Si Barcelone s’est toujours positionnée comme la concurrente de Madrid, voire Madrid "inférieure" à Barcelone, ceci a toujours été possible grâce à la puissance économique et financière de la Catalogne, qui, même sous le franquisme, pratiquait la langue catalane alors que la langue basque était interdite.

Depuis la fin du XIXe siècle, la Catalogne a toujours été la province rebelle. Foyer de l’anarchisme en Espagne, la Catalogne du début du XXe siècle connaît des heurts de rue violents et nombreux avec l’autorité espagnole, et les Catalans étaient affublés du sobriquet de "pistoleros" par les Espagnols.

Il faut dire que le nationalisme catalan est une mosaïque de volontés indépendantistes basées, tout d’abord sur la langue et la culture catalane, puis, dispersées par diverses idéologies qui divisent la société catalane.
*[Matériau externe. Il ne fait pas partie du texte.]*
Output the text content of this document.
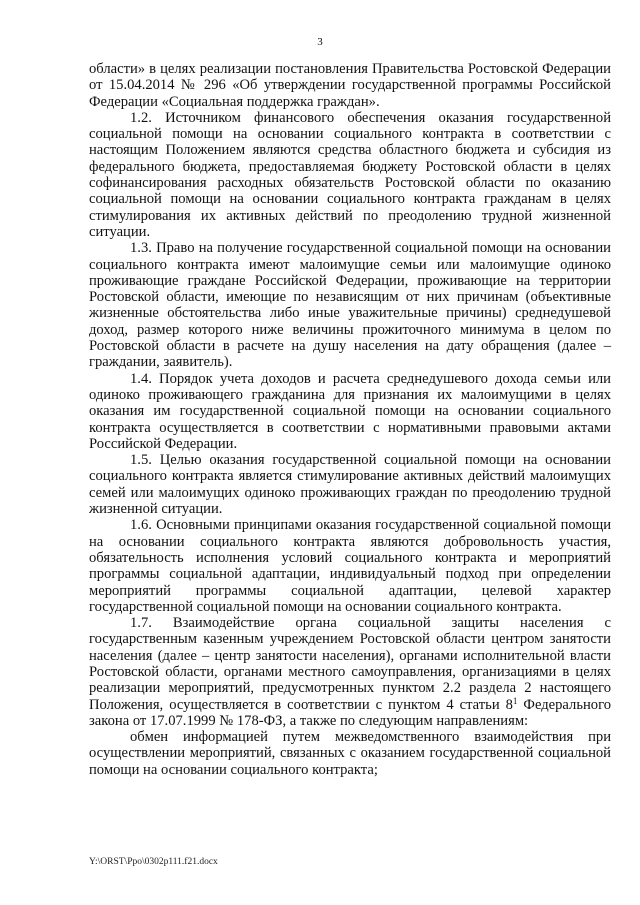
3

области» в целях реализации постановления Правительства Ростовской Федерации от 15.04.2014 № 296 «Об утверждении государственной программы Российской Федерации «Социальная поддержка граждан».

1.2. Источником финансового обеспечения оказания государственной социальной помощи на основании социального контракта в соответствии с настоящим Положением являются средства областного бюджета и субсидия из федерального бюджета, предоставляемая бюджету Ростовской области в целях софинансирования расходных обязательств Ростовской области по оказанию социальной помощи на основании социального контракта гражданам в целях стимулирования их активных действий по преодолению трудной жизненной ситуации.

1.3. Право на получение государственной социальной помощи на основании социального контракта имеют малоимущие семьи или малоимущие одиноко проживающие граждане Российской Федерации, проживающие на территории Ростовской области, имеющие по независящим от них причинам (объективные жизненные обстоятельства либо иные уважительные причины) среднедушевой доход, размер которого ниже величины прожиточного минимума в целом по Ростовской области в расчете на душу населения на дату обращения (далее – граждании, заявитель).

1.4. Порядок учета доходов и расчета среднедушевого дохода семьи или одиноко проживающего гражданина для признания их малоимущими в целях оказания им государственной социальной помощи на основании социального контракта осуществляется в соответствии с нормативными правовыми актами Российской Федерации.

1.5. Целью оказания государственной социальной помощи на основании социального контракта является стимулирование активных действий малоимущих семей или малоимущих одиноко проживающих граждан по преодолению трудной жизненной ситуации.

1.6. Основными принципами оказания государственной социальной помощи на основании социального контракта являются добровольность участия, обязательность исполнения условий социального контракта и мероприятий программы социальной адаптации, индивидуальный подход при определении мероприятий программы социальной адаптации, целевой характер государственной социальной помощи на основании социального контракта.

1.7. Взаимодействие органа социальной защиты населения с государственным казенным учреждением Ростовской области центром занятости населения (далее – центр занятости населения), органами исполнительной власти Ростовской области, органами местного самоуправления, организациями в целях реализации мероприятий, предусмотренных пунктом 2.2 раздела 2 настоящего Положения, осуществляется в соответствии с пунктом 4 статьи $8^1$ Федерального закона от 17.07.1999 № 178-ФЗ, а также по следующим направлениям:

обмен информацией путем межведомственного взаимодействия при осуществлении мероприятий, связанных с оказанием государственной социальной помощи на основании социального контракта;

Y:\ORST\Ppo\0302p111.f21.docx
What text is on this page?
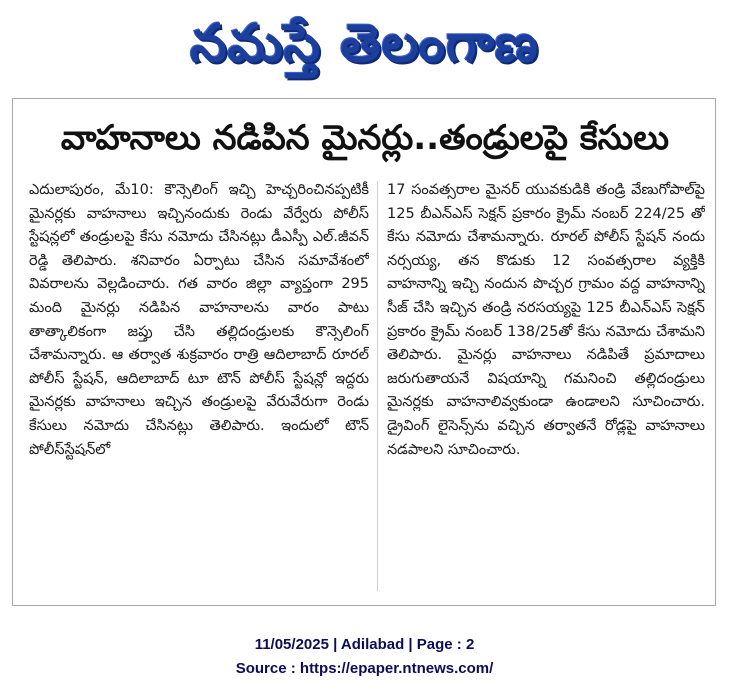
నమస్తే తెలంగాణ
వాహనాలు నడిపిన మైనర్లు..తండ్రులపై కేసులు
ఎదులాపురం, మే10: కౌన్సెలింగ్ ఇచ్చి హెచ్చరించినప్పటికీ మైనర్లకు వాహనాలు ఇచ్చినందుకు రెండు వేర్వేరు పోలీస్ స్టేషన్లలో తండ్రులపై కేసు నమోదు చేసినట్లు డీఎస్పీ ఎల్.జీవన్ రెడ్డి తెలిపారు. శనివారం ఏర్పాటు చేసిన సమావేశంలో వివరాలను వెల్లడించారు. గత వారం జిల్లా వ్యాప్తంగా 295 మంది మైనర్లు నడిపిన వాహనాలను వారం పాటు తాత్కాలికంగా జప్తు చేసి తల్లిదండ్రులకు కౌన్సెలింగ్ చేశామన్నారు. ఆ తర్వాత శుక్రవారం రాత్రి ఆదిలాబాద్ రూరల్ పోలీస్ స్టేషన్, ఆదిలాబాద్ టూ టౌన్ పోలీస్ స్టేషన్లో ఇద్దరు మైనర్లకు వాహనాలు ఇచ్చిన తండ్రులపై వేరువేరుగా రెండు కేసులు నమోదు చేసినట్లు తెలిపారు. ఇందులో టౌన్ పోలీస్‌స్టేషన్‌లో
17 సంవత్సరాల మైనర్ యువకుడికి తండ్రి వేణుగోపాల్‌పై 125 బీఎన్ఎస్ సెక్షన్ ప్రకారం క్రైమ్ నంబర్ 224/25 తో కేసు నమోదు చేశామన్నారు. రూరల్ పోలీస్ స్టేషన్ నందు నర్సయ్య, తన కొడుకు 12 సంవత్సరాల వ్యక్తికి వాహనాన్ని ఇచ్చి నందున పొచ్చర గ్రామం వద్ద వాహనాన్ని సీజ్ చేసి ఇచ్చిన తండ్రి నరసయ్యపై 125 బీఎన్ఎస్ సెక్షన్ ప్రకారం క్రైమ్ నంబర్ 138/25తో కేసు నమోదు చేశామని తెలిపారు. మైనర్లు వాహనాలు నడిపితే ప్రమాదాలు జరుగుతాయనే విషయాన్ని గమనించి తల్లిదండ్రులు మైనర్లకు వాహనాలివ్వకుండా ఉండాలని సూచించారు. డ్రైవింగ్ లైసెన్స్‌ను వచ్చిన తర్వాతనే రోడ్లపై వాహనాలు నడపాలని సూచించారు.
11/05/2025 | Adilabad | Page : 2
Source : https://epaper.ntnews.com/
L’échiquier politique catalan est aujourd’hui mené par la gauche radicale catalane républicaine, suivie par une partie de la Catalogne.  

Les jeux ne sont pas faits et rien ne va plus  

Aujourd’hui, l’Espagne est en attente de la constitution de son parlement, puis le Roi Felipe VI va devoir consulter les partis politiques pour la formation d’un gouvernement. Et cette consultation va se faire avec 16 partis politiques puisqu’il existe des partis nationaux et régionaux.

Pour l’heure, il serait évident que le Roi demande à Pedro Sanchez de former un gouvernement qui serait donc une coalition entre le parti socialiste espagnol et Podemos. Seulement, ce gouvernement va devoir passer les fourches caudines du parlement qui devra l’approuver ou pas. Ce qui veut dire que dans le calcul parlementaire des voix en faveur du nouveau gouvernement, Pedro Sanchez devra compter sur l’abstention du parti républicain de la gauche catalane, ce qui n’est pas encore fait, comme l’a signalé notre invité Juan Jose Durado.

Dans le cas contraire, le chaos politique espagnol perdurerait, amenant peut-être l’Espagne à de nouvelles élections législatives, les 5ème, (?) renforçant encore plus le parti nationaliste espagnol Vox ! Et pour autant, les indépendantistes ne lâcheront pas un pouce de terrain, tant que leurs élus condamnés et emprisonnés ne sortiront pas de prison. Soit un étau qui ne se desserrera pas de sitôt.